I frowned. There wasn’t a word to describe how drained I felt. “She doesn’t want you there?”
“It’s not that. I’m not leaving, but I hold her, and she doesn’t react. I just wonder if I’m the person she wants right now.”
“You are.” I nodded. I said it with such certainty. “You are. No one else can replace you in her life. She needs you.”

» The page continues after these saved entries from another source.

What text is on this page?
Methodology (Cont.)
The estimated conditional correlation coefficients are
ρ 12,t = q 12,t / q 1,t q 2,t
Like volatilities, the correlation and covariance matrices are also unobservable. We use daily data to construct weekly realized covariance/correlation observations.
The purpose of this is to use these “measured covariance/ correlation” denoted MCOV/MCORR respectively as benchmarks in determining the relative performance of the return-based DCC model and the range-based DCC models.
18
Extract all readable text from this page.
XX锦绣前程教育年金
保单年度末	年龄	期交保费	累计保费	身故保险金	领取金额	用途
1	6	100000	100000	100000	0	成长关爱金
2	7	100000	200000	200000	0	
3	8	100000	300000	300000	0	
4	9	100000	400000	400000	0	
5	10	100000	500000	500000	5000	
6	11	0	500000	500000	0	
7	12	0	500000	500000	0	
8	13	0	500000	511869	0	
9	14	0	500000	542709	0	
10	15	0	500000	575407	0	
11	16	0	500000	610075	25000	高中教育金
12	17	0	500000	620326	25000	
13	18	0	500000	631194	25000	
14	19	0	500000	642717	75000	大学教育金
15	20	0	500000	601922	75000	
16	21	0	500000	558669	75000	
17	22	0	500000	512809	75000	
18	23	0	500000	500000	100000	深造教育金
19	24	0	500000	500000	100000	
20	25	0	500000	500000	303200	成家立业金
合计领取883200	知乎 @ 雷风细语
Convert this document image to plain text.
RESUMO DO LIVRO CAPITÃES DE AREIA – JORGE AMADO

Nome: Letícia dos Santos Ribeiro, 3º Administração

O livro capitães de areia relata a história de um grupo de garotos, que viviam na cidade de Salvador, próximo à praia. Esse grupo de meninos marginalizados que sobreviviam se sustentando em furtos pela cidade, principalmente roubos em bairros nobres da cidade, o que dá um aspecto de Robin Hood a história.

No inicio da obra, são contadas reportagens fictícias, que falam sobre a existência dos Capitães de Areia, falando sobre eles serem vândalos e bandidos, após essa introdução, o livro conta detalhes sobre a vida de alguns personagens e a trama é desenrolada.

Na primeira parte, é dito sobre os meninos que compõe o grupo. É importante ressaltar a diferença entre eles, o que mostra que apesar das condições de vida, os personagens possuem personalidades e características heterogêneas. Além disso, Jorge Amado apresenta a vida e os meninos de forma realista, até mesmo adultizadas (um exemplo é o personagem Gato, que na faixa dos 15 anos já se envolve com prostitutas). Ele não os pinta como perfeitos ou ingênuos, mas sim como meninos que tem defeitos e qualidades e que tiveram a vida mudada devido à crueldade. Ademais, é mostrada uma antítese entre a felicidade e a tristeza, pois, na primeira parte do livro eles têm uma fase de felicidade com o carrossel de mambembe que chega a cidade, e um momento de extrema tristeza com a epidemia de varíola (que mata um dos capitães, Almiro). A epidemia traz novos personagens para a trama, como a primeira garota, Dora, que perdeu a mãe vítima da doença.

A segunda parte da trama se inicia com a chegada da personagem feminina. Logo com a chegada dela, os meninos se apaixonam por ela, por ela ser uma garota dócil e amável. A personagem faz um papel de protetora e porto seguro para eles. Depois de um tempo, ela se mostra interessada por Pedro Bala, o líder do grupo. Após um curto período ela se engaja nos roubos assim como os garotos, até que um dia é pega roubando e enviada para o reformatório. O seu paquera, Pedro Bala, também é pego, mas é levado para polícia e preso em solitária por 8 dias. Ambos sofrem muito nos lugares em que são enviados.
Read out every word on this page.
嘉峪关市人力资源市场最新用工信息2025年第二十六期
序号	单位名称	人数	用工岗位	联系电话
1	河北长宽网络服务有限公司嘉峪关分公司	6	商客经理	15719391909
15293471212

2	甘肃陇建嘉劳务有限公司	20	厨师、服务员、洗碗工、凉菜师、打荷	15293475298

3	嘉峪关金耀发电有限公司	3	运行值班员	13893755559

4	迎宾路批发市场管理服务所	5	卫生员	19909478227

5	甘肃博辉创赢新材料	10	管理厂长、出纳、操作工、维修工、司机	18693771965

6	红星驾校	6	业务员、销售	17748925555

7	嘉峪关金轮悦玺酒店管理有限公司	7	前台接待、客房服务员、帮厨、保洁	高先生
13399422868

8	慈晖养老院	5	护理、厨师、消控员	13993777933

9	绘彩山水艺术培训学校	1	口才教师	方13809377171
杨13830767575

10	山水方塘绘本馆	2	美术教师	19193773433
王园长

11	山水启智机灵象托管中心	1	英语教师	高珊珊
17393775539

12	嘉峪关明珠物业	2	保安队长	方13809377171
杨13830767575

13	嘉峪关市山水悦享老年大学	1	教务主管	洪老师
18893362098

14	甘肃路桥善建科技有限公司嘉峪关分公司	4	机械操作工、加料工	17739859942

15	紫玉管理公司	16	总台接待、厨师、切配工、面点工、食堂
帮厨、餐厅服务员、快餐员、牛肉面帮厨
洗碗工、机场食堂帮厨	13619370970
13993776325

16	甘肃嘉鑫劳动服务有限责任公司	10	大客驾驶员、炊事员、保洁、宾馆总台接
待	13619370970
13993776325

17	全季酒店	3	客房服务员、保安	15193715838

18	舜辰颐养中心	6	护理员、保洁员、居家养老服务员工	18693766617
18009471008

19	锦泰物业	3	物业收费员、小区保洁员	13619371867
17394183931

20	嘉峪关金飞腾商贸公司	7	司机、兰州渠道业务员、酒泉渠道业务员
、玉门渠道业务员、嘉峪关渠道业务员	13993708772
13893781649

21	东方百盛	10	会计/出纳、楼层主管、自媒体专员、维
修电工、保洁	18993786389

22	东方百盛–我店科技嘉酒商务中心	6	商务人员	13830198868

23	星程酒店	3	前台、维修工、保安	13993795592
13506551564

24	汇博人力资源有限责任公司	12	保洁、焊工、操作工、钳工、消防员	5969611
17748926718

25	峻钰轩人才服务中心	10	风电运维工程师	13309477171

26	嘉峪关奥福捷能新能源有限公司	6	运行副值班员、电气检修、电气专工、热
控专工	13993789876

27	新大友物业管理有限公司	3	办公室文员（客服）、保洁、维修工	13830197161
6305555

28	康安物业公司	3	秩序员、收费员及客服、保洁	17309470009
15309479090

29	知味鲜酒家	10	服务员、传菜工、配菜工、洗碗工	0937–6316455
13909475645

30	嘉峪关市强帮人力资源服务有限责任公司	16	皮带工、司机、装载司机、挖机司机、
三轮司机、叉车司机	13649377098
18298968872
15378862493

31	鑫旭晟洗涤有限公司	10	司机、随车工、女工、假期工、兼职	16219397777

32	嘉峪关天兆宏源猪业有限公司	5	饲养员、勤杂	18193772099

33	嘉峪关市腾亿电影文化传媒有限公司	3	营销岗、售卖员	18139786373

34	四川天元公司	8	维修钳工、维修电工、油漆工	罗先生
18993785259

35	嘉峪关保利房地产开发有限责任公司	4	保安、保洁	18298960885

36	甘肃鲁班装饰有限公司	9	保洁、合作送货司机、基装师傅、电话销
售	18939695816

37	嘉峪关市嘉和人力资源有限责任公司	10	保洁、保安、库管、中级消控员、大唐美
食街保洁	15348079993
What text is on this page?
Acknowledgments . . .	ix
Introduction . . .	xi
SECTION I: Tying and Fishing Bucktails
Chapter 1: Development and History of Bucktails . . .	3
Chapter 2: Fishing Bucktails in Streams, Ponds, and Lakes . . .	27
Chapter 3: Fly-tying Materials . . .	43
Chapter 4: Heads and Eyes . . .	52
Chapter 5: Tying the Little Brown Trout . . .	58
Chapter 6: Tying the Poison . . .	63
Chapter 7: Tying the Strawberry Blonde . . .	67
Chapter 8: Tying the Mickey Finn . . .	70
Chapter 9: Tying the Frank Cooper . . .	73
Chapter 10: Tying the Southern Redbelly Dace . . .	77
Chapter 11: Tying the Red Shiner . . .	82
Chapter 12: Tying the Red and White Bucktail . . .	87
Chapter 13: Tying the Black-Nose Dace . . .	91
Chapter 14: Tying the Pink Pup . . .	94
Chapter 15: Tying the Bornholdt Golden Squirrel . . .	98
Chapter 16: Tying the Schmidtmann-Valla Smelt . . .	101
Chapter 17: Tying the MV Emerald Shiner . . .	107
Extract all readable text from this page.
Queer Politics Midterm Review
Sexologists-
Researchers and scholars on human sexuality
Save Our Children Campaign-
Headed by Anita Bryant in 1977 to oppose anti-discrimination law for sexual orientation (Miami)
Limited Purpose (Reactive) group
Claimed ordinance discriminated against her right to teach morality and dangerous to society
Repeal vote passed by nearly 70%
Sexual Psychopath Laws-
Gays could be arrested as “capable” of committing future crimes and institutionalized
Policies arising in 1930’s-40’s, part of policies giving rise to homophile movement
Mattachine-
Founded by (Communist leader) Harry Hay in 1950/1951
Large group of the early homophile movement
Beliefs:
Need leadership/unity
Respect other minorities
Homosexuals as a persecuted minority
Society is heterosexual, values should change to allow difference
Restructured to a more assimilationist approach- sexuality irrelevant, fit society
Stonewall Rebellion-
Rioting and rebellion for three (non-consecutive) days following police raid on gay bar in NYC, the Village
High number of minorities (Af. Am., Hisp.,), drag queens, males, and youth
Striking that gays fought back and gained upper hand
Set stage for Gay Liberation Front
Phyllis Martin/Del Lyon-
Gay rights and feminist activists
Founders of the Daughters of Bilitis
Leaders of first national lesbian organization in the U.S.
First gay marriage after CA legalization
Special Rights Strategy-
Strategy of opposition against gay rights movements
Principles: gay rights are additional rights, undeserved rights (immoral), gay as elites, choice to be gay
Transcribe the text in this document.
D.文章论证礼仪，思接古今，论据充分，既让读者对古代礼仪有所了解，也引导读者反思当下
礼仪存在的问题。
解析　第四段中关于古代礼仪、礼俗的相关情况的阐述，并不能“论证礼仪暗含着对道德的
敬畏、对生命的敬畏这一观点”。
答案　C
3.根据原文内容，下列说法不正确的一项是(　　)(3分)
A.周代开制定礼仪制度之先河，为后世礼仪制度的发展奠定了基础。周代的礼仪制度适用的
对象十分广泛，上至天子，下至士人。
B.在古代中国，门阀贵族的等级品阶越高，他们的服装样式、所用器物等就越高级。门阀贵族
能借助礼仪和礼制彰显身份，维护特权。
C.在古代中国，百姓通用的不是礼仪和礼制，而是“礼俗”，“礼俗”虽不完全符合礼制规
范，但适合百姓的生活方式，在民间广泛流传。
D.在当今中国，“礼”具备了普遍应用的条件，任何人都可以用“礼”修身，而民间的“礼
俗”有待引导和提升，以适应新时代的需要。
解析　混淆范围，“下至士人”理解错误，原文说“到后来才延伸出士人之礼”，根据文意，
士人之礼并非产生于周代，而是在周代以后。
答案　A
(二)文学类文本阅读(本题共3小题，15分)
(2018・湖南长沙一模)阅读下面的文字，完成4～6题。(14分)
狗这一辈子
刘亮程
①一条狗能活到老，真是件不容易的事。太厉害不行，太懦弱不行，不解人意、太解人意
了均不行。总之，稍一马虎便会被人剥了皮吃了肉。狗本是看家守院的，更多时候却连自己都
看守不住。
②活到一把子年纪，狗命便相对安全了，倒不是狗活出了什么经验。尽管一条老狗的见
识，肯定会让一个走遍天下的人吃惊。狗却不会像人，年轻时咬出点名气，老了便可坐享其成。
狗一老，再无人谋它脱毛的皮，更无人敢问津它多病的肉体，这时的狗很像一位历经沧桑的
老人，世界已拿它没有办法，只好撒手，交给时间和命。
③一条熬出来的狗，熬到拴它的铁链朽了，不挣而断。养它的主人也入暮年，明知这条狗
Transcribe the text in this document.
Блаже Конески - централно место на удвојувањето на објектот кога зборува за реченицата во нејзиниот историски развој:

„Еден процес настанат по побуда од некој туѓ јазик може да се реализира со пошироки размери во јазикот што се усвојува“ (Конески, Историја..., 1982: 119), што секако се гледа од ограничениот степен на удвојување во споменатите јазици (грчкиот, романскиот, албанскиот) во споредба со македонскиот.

His eyebrows were pulled together, but relaxed at my words. He nodded, blinking back some wetness, and coughed. He cleared his throat. “Okay. Thank you.” He frowned again. “Are you okay? I mean . . .” He looked over his shoulder again. “Mason seems busy with Logan, and you’re in here alone. Are you sure you don’t want to come to the room, so you’re not alone?”
He and Heather were family. Logan and Mason were mine. I should be with mine.
I shook my head. “I’ll be fine. I’m going to join them. I just needed a moment.”
“Okay.” His lip twitched up in something that might’ve been a smile, or a small grin. I didn’t know what. Everything looked off to me now. Nothing was right.
He left, and I was alone again.
I could still hear Mason’s murmurings, but still nothing from Logan.
Where was Nate?
But even as I thought it, I knew: he was probably with them. He was probably in the same room with them. Or maybe he was doing what I was doing—sitting. Being alone. Listening to them. Or maybe he was like Channing, not sure what to do. Feeling helpless. Trying to find out what to do, how to help, who else to maybe help.